As an example, I recently spoke with a client who’d had a disagreement with a co-worker. He spent a good deal of the session delineating all of the ways in which this co-worker was “impossible to work with.” He talked about how this person missed deadlines, didn’t respond to emails, and backpedaled when things didn’t seem to go as planned. I could well imagine how frustrating this must be and how easy it would be to get caught up in the mindset of “if they only changed, things would be so much better.”
We talked through what he could control – what he is contributing to the situation. He realized that he’s been acquiescing to this peer. When this person didn’t respond to emails, my client would try following up and communicating in different ways. My clients shared that the impact of this lack of responsiveness and missing deadlines meant that he was often left scrambling to try and meet the demands of the business. In other words, to mitigate the impact on the rest of the organization, he was picking up the slack for this peer.
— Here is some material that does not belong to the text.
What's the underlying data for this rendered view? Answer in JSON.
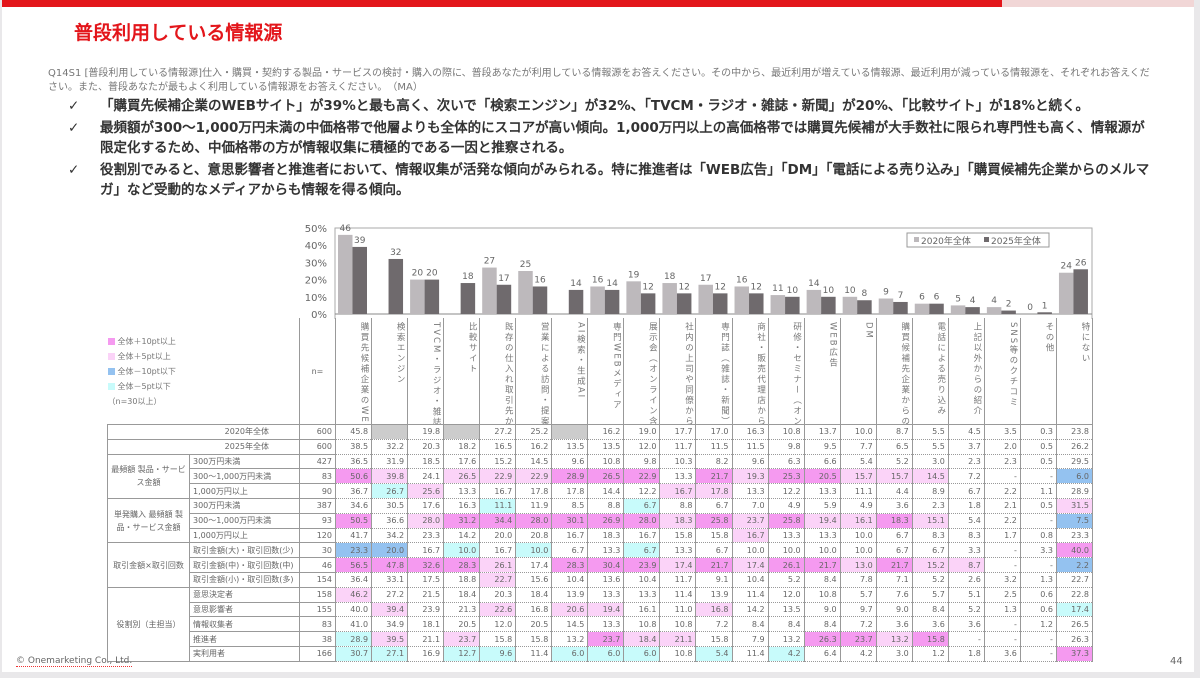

While he’d felt his frustration mounting over time, he’d not actually had a conversation with his co-worker to share his perspective. He recognized that by not setting clear boundaries with this co-worker, he was contributing to his own frustration. Specifically, my client owned that their choice to continue to “jump in and fix it” wasn’t an effective long-term solution for the organization. We talked through how he might approach the conversation, acknowledging the pattern they’d fallen into, identifying what’s working well and where there are opportunities for improvement, and opening a dialogue about what they can expect from one another going forward.
He came into our session aggravated because he felt there was nothing he could do, and that unless his co-worker changed, the situation wouldn’t get better. Through our conversation, he could see the parts of the situation he owned. This ownership led him to identify how changing his behavior might influence this relationship.
The point is not to give away your power. By focusing on yourself, and on what your contribution is, you regain your perspective. You remind yourself that you have choices, and in doing so, are able to identify a path forward.